Miami-Dade's hurricane shelters experienced "chaos" during Irma, and the Miami-Dade schools chief Alberto Carvalho says that's because the Red Cross was missing in action.
The Red Cross is contracted to run 42 shelters in Miami-Dade schools, but in many cases, Red Cross personnel were late to show up, and in others, no one showed up at all.
Red Cross spokeman Robert Baltodano referred reporters to regional communications director Grace Meinhofer, who didn't reply to a query.
The Red Cross hired AT&T exec Gail McGovern to serve as CEO in 2008, and since then the organization has been plagued by mass layoffs, low volunteer morale, secrecy and suspicious accounting, massive executive paychecks, and an emphasis on "branding" exercises at the expense of serving the organization's core mission.
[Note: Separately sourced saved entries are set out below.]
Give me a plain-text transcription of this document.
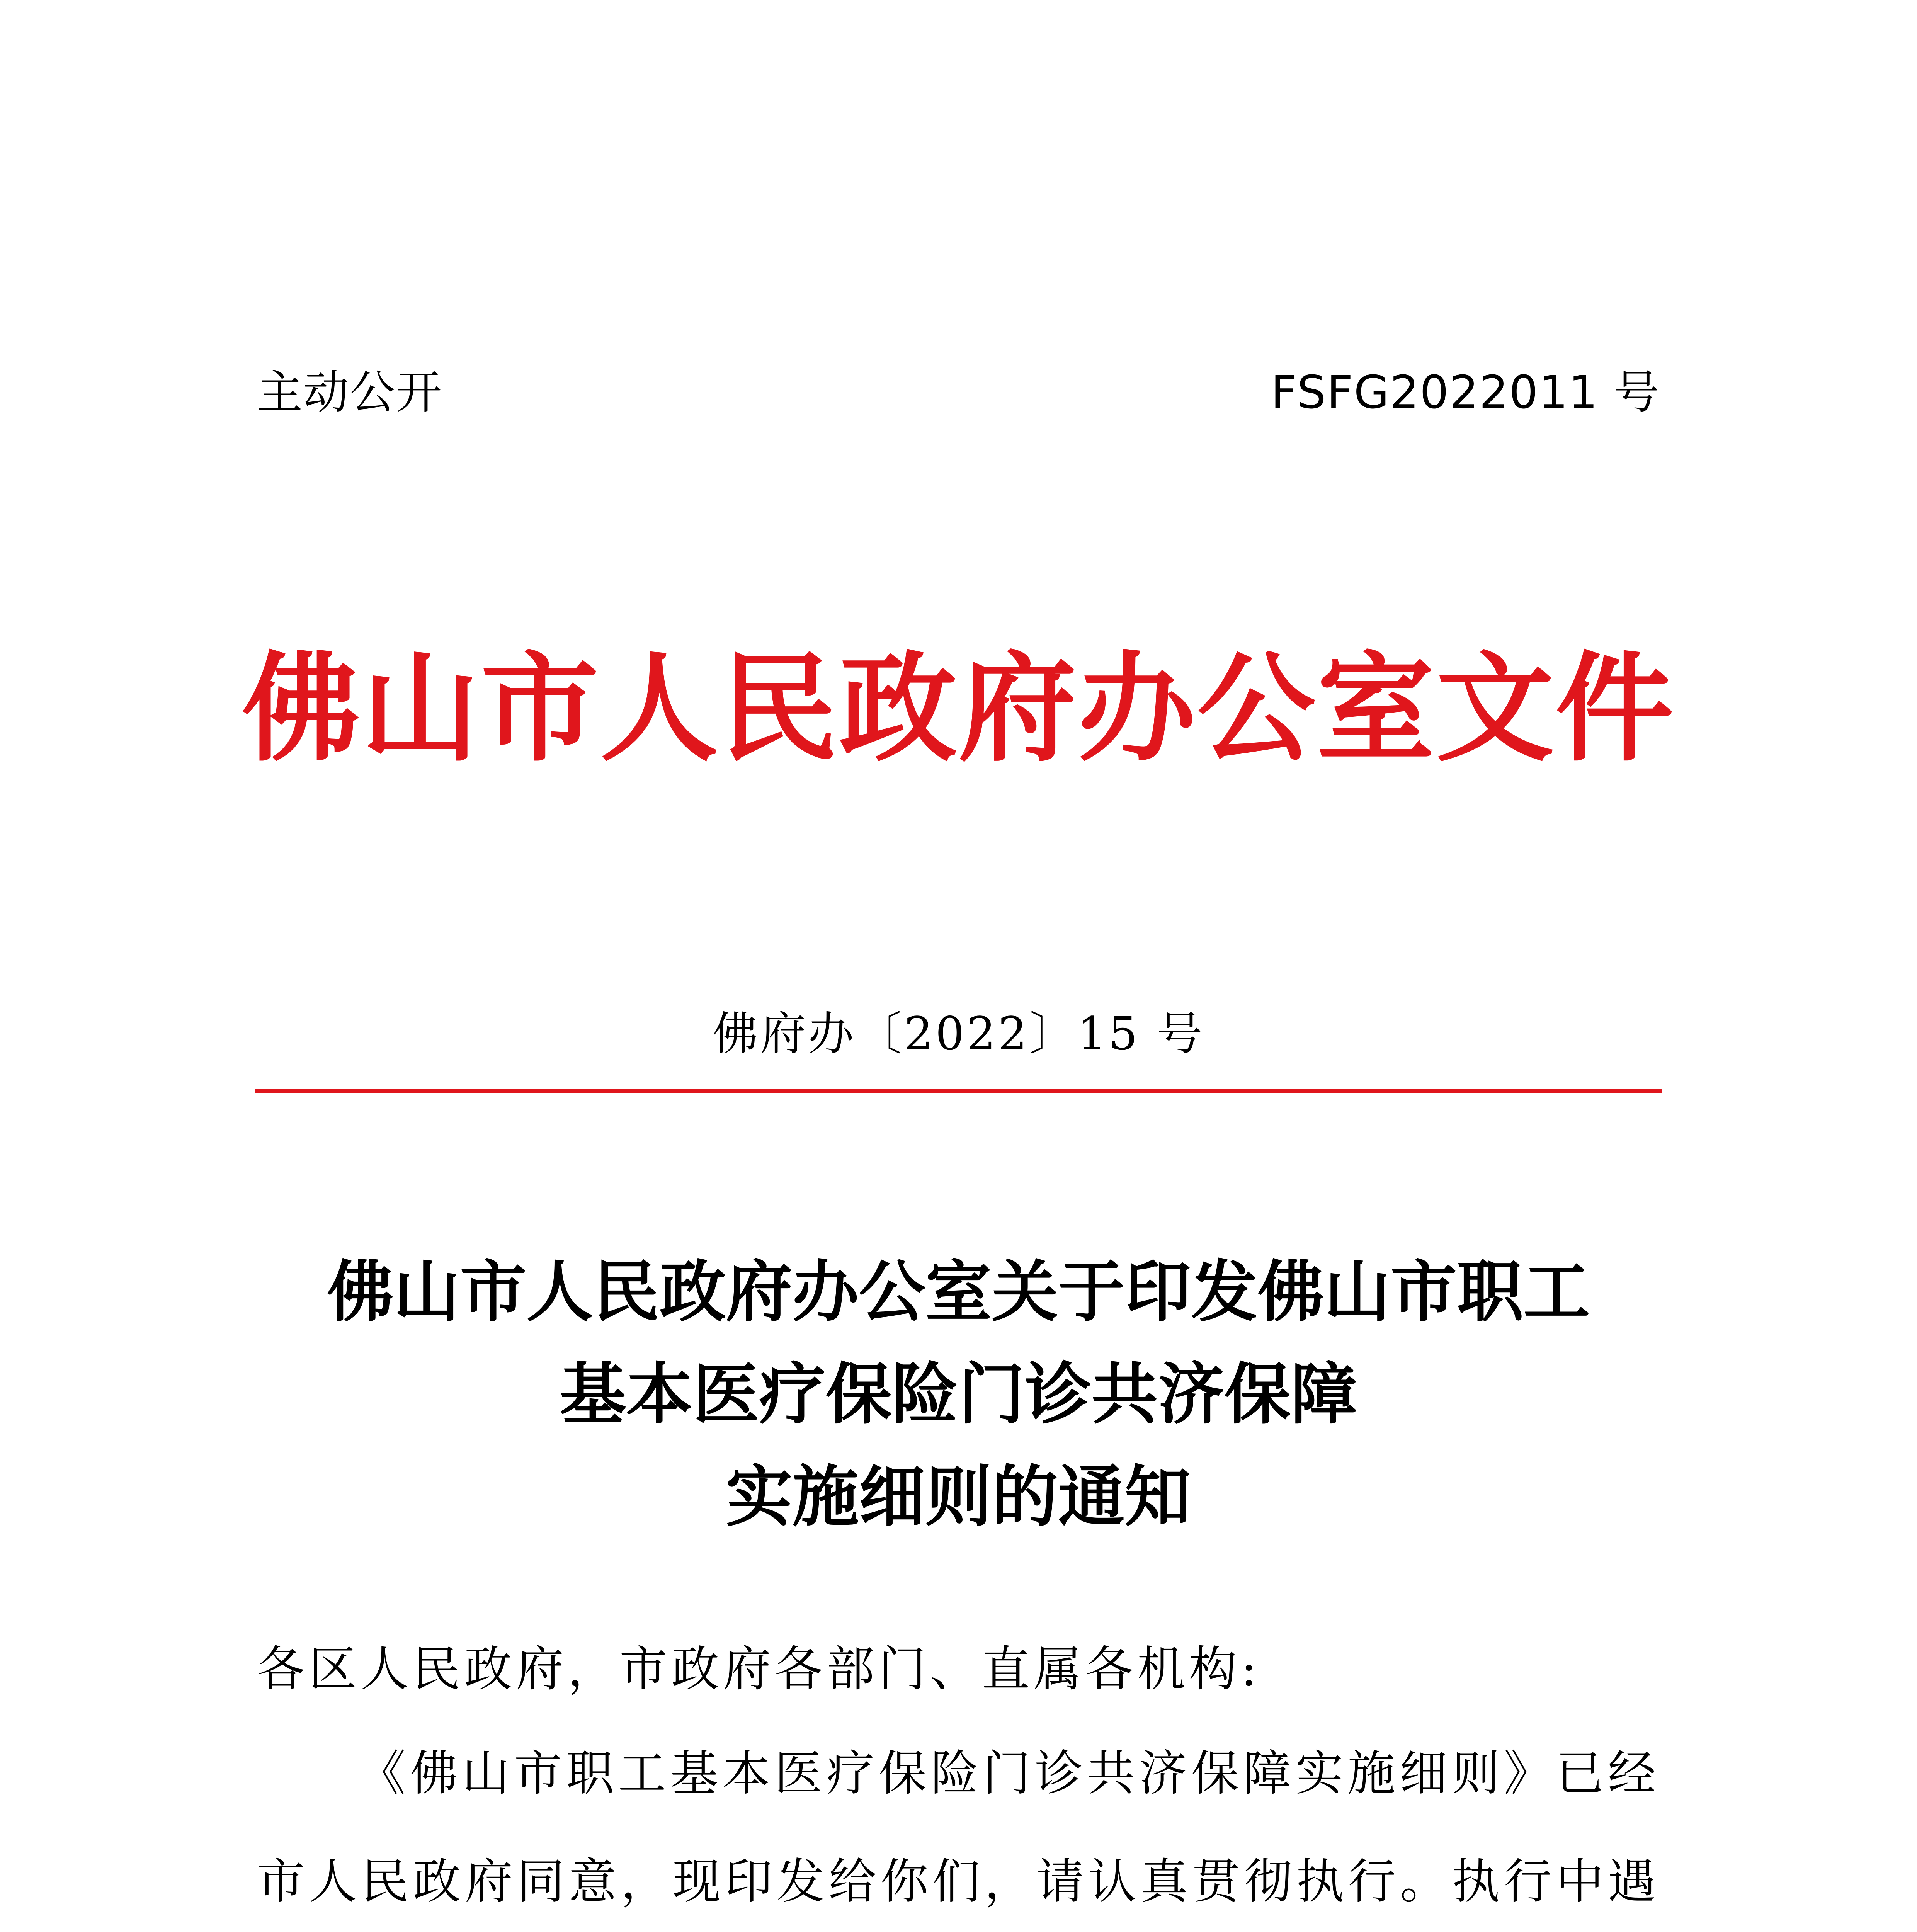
主动公开	FSFG2022011 号
佛山市人民政府办公室文件
佛府办〔2022〕15 号
佛山市人民政府办公室关于印发佛山市职工
基本医疗保险门诊共济保障
实施细则的通知
各区人民政府，市政府各部门、直属各机构:
《佛山市职工基本医疗保险门诊共济保障实施细则》已经市人民政府同意，现印发给你们，请认真贯彻执行。执行中遇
The Red Cross drew fire for its inaction during Superstorm Sandy — having sucked up massive sums in government grants and private donations — and it appears to have wasted nearly all of the $500 million it raised for relief in Haiti after the 2010 earthquake. Independent researchers say it spends 11% of its budget on overheads, a high figure for a humanitarian relief agency (the Red Cross says the number is 9%).
"In some instances the Red Cross showed up very late. In some instances, the Red Cross never showed up," Carvalho said at a press conference at Shenandoah Middle School on Monday. "We made an executive decision that we would open the shelters on our own led by our principals and our custodians and our cafeteria workers."